One thing to be careful to avoid confusing is the difference between the actual text of the Missal of 1969 - the Ordinary Form or “Novus Ordo” that can be celebrated in English - and other changes in discipline or common practice that are not directly related to the Missal.
Example 1: Prayers at the Foot of the Altar and Last Gospel. These were actually removed from the Ordinary Form of the Mass and cannot be said as part of it. I don’t know why, but that’s the way it is.
Example 2: Kneeling at a communion rail to receive Holy Communion on the tongue from a priest. Kneeling to receive is relatively rare in celebrations of the Ordinary Form, and Extraordinary Ministers (lay people) and reception in the hand are permitted - but that’s not really a change to the Missal itself, but rather a change in practice. The Ordinary Form can be and sometimes is celebrated with the traditional ways of receiving Holy Communion.

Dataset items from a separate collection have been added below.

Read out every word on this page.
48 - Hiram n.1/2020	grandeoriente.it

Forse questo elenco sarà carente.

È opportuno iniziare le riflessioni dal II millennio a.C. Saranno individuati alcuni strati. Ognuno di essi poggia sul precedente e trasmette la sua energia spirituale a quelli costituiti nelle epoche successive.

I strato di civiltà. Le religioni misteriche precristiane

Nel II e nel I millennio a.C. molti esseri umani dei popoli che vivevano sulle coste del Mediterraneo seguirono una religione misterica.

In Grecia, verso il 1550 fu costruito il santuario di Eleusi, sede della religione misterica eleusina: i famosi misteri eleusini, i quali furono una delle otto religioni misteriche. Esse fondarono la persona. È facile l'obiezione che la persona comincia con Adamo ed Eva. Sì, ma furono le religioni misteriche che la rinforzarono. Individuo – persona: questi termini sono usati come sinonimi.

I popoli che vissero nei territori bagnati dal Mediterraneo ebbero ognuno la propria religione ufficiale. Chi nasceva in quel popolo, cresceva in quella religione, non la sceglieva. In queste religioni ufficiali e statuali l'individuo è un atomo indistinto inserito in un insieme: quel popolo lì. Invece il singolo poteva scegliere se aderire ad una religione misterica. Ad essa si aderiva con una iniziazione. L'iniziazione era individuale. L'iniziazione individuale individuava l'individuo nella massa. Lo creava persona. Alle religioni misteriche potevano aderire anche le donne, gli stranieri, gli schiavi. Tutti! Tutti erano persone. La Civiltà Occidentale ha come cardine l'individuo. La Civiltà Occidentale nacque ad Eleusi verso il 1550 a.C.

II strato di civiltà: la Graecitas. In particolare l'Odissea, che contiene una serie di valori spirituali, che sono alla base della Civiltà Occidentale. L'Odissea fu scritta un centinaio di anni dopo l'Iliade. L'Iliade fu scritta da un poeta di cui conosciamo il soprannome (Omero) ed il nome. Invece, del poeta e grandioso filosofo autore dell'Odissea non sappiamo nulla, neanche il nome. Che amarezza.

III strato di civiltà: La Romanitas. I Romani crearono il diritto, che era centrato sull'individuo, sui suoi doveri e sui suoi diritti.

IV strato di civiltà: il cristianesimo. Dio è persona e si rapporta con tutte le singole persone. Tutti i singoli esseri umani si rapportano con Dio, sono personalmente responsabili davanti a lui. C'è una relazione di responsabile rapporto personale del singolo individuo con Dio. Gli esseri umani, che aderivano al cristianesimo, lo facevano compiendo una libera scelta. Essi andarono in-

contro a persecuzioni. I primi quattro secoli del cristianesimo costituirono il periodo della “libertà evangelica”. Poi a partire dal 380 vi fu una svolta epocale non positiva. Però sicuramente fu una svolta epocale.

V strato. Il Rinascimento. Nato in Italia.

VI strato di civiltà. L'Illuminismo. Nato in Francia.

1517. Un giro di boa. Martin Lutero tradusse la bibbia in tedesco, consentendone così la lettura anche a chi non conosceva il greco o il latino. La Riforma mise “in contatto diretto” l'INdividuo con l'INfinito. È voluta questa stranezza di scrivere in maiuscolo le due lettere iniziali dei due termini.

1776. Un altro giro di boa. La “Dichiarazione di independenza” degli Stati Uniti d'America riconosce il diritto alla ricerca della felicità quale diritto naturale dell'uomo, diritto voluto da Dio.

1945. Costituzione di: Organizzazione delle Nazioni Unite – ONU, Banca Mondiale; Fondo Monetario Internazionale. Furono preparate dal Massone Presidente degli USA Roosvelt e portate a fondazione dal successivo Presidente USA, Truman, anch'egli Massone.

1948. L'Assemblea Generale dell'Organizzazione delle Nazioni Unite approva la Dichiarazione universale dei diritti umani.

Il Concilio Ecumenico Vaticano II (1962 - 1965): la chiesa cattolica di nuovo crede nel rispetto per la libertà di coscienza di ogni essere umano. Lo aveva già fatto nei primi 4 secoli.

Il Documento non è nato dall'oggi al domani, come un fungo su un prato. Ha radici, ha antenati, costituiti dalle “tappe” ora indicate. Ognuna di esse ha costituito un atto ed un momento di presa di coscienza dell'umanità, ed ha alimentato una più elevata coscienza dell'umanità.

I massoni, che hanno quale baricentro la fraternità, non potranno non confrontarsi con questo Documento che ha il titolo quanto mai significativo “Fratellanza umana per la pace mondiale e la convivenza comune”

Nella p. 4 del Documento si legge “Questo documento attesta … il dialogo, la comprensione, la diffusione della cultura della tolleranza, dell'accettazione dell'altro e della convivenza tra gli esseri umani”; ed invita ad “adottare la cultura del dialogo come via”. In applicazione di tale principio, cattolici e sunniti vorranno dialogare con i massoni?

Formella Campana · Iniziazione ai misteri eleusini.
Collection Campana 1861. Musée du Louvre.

Same goes for Ad orientem for the Eucharistic Prayer/Canon.
Other things that are often absent from modern Churches or from celebrations of the Ordinary Form, but can still be used include: statues, High Altar, votive candles, Sanctus bells, Communion patens, burse, chalice veil, and pall and paten, Latin, and Gregorian chant. The Confiteor and Roman Canon are both optional and could be used all the time; the Sign of Peace is optional and could be omitted all the time. Incense also could be used any time.